Friday, 4 April 2014


There is nothing more ordinary than a culvert! They have to be the most ubiquitous means of water or gap crossing for both the road and rail but most of the time, they are completely unnoticed by people who cross them.

Over the last few weeks, I have been installing two culverts as part of the undulating terrain on the new module. While the siting of these structures is fairly obvious, there is one real life design feature that should be reflected in any model of a culvert. I am speaking about the need for sufficient cover of  earth over the top of the pipe. The compacted material above the culvert spreads the loads on the pipe and prevents crushing. In my earlier working life, the normal rule was that the minimum cover should be the greater of 600mm or half of the pipe diameter. While this metric related to metal or Armco culverts under roads, the concepts are similar. Speaking to a mate still working in the track maintenance industry, he suggests that with the current train loads, the minimum cover requirement may be greater. However, I suggest that for the purposes of railway modelling, the cover over culvert must look substantial.

The first culvert to be installed (a single barrel) was an old Woodland Scenics plaster kit. I had originally intended to install it on Philip's Creek. However, I subsequently found an older style headwall reminiscent of the type used on the Northern Line near Normanhurst where I grew up. So the Woodland Scenics  kit stayed unused till now.

For the second culvert, I wanted to model a broader less well defined creek, and so decided to use a multi barrel arrangement. This had to be scratch built.

I was able locate a drinking straw that measured about 450mm or 18" in HO scale so this became the diameter of my multi barrel culvert. Personally, in 1:1 scale, I would not use a culvert diameter below 600mm as there is too great a potential for blockage. However, in 1:87, this provides an opportunity for a cameo scene with a maintenance team working to clear the culvert.

The headwalls were constructed from styrene sheet using typical dimensions found on page 42 of the Rocla Product Guide (

A 5mm length of the drinking straw was inserted in each opening. After a grey primer coat, the headwalls were given several washes using soft pastels and  Isocol Rubbing Alcohol. The inside of each opening was painted black as was the Styrofoam behind the culvert headwall.

The photo opposite shows the headwall installed but with grasses and foliage yet to be added.

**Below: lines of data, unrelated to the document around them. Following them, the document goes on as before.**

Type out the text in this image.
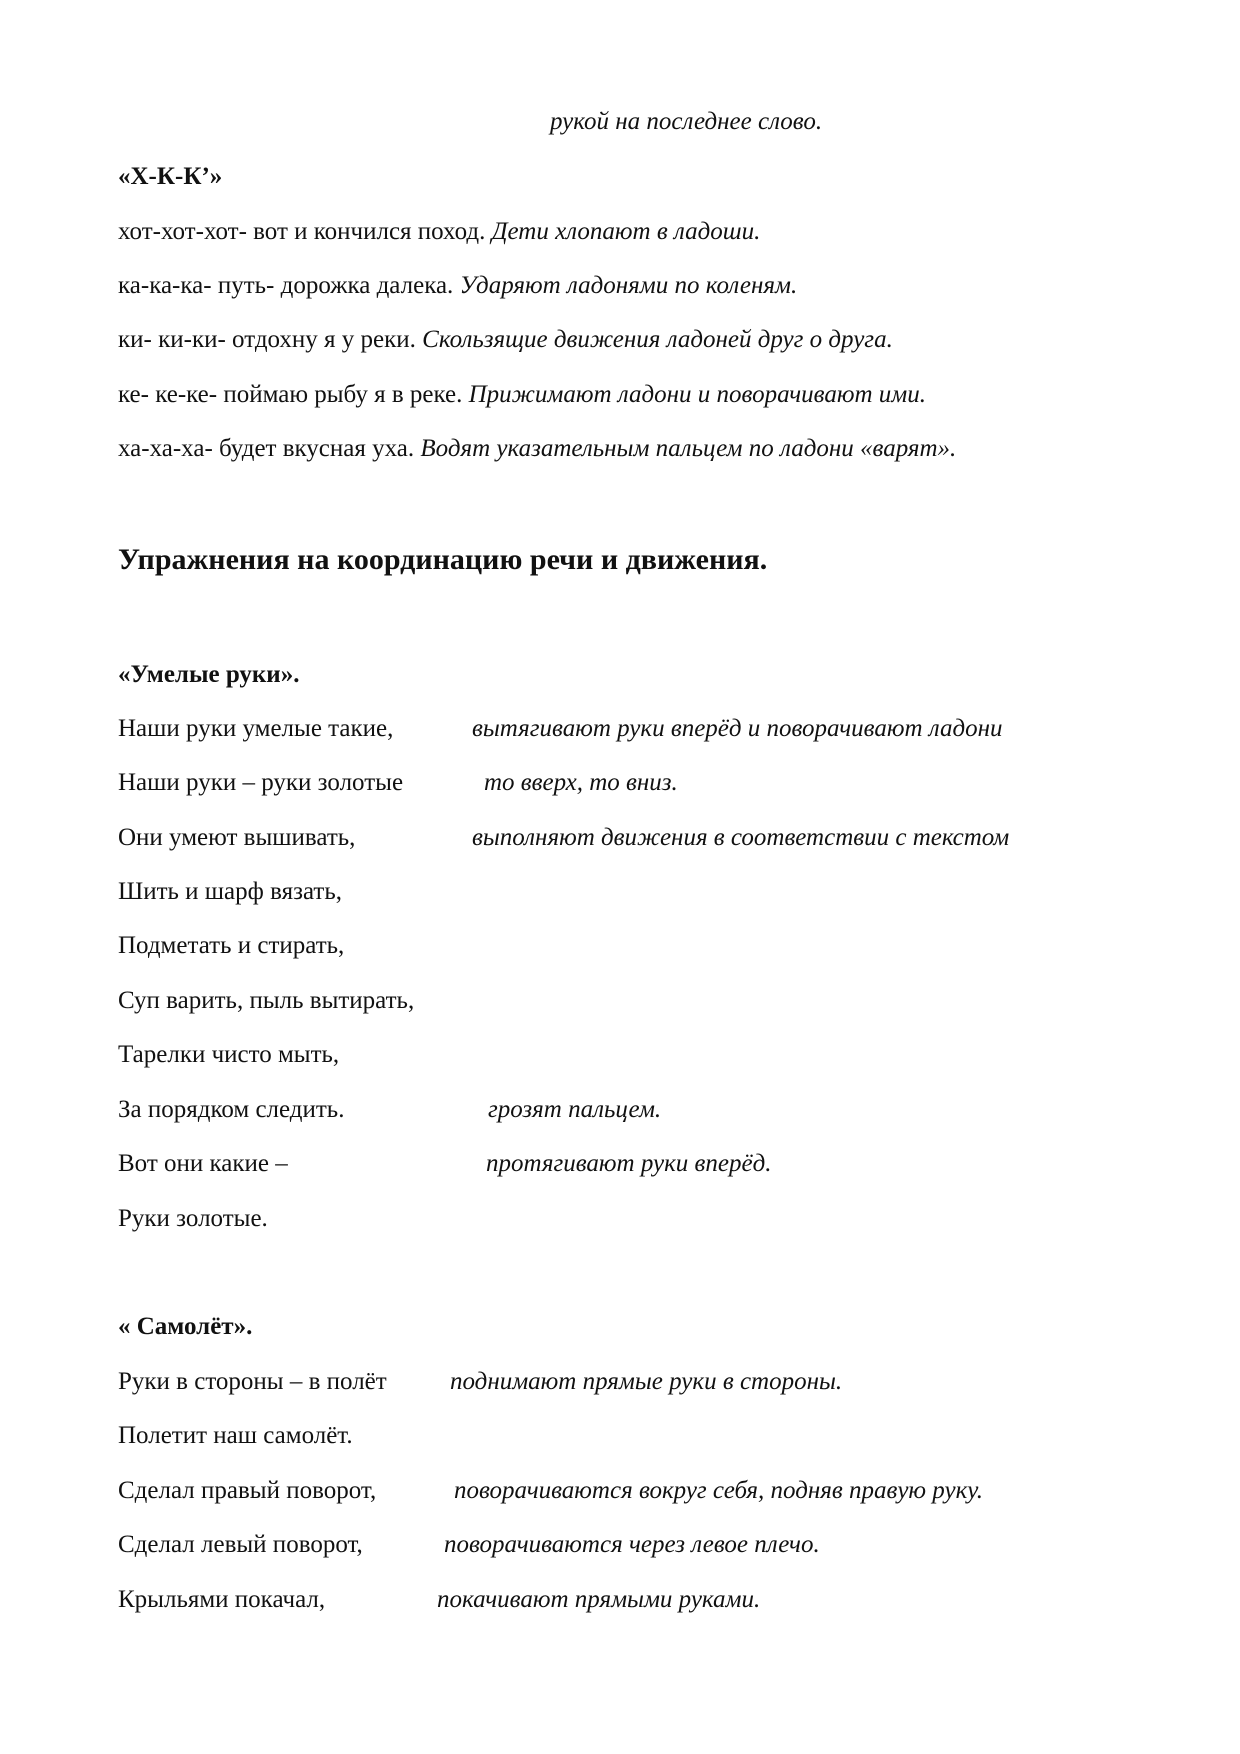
рукой на последнее слово.
«Х-К-К’»
хот-хот-хот- вот и кончился поход. Дети хлопают в ладоши.
ка-ка-ка- путь- дорожка далека. Ударяют ладонями по коленям.
ки- ки-ки- отдохну я у реки. Скользящие движения ладоней друг о друга.
ке- ке-ке- поймаю рыбу я в реке. Прижимают ладони и поворачивают ими.
ха-ха-ха- будет вкусная уха. Водят указательным пальцем по ладони «варят».
Упражнения на координацию речи и движения.
«Умелые руки».
Наши руки умелые такие,	вытягивают руки вперёд и поворачивают ладони
Наши руки – руки золотые	то вверх, то вниз.
Они умеют вышивать,	выполняют движения в соответствии с текстом
Шить и шарф вязать,
Подметать и стирать,
Суп варить, пыль вытирать,
Тарелки чисто мыть,
За порядком следить.	грозят пальцем.
Вот они какие –	протягивают руки вперёд.
Руки золотые.
« Самолёт».
Руки в стороны – в полёт	поднимают прямые руки в стороны.
Полетит наш самолёт.
Сделал правый поворот,	поворачиваются вокруг себя, подняв правую руку.
Сделал левый поворот,	поворачиваются через левое плечо.
Крыльями покачал,	покачивают прямыми руками.
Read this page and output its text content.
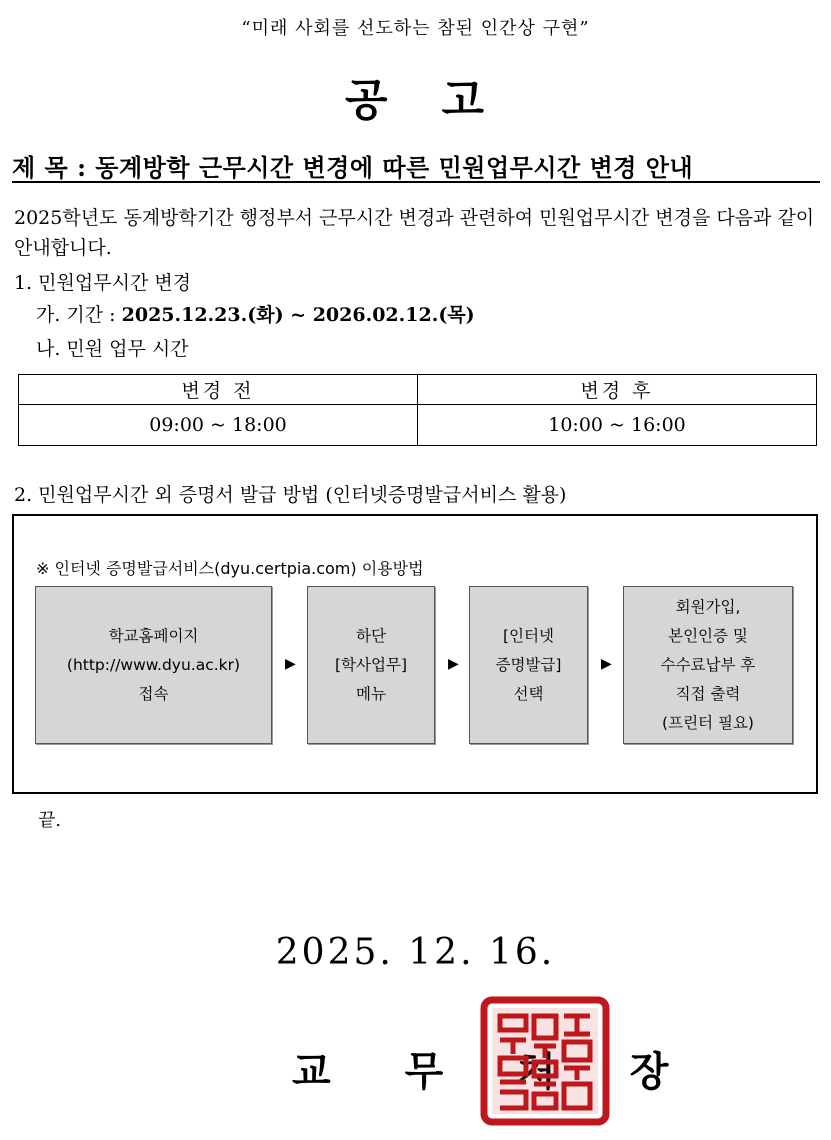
“미래 사회를 선도하는 참된 인간상 구현”
공   고
제 목 : 동계방학 근무시간 변경에 따른 민원업무시간 변경 안내
2025학년도 동계방학기간 행정부서 근무시간 변경과 관련하여 민원업무시간 변경을 다음과 같이 안내합니다.
1. 민원업무시간 변경
가. 기간 : 2025.12.23.(화) ~ 2026.02.12.(목)
나. 민원 업무 시간
변경 전	변경 후
09:00 ~ 18:00	10:00 ~ 16:00
2. 민원업무시간 외 증명서 발급 방법 (인터넷증명발급서비스 활용)
※ 인터넷 증명발급서비스(dyu.certpia.com) 이용방법
학교홈페이지
(http://www.dyu.ac.kr)
접속
▶
하단
[학사업무]
메뉴
▶
[인터넷
증명발급]
선택
▶
회원가입,
본인인증 및
수수료납부 후
직접 출력
(프린터 필요)
끝.
2025. 12. 16.
교 무 처 장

As I said at the start, these are very ordinary and simple structures, but the humble culvert is something that adds to the overall scenic impression that I am seeking to represent.

As a footnote, I have recently become aware of a range of brick culvert headwalls manufactured by Keiran Ryan ( These look particularly impressive, representing earlier designs that were used when many of the railway lines were first constructed. The type of headwalls I have shown in this post are reinforced concrete using designs that probably originate in the 1960s. The reinforced concrete solution would have been used to replace the earlier types of headwalls if they failed. That said, I understand that many of the earlier designs are still in place to this day.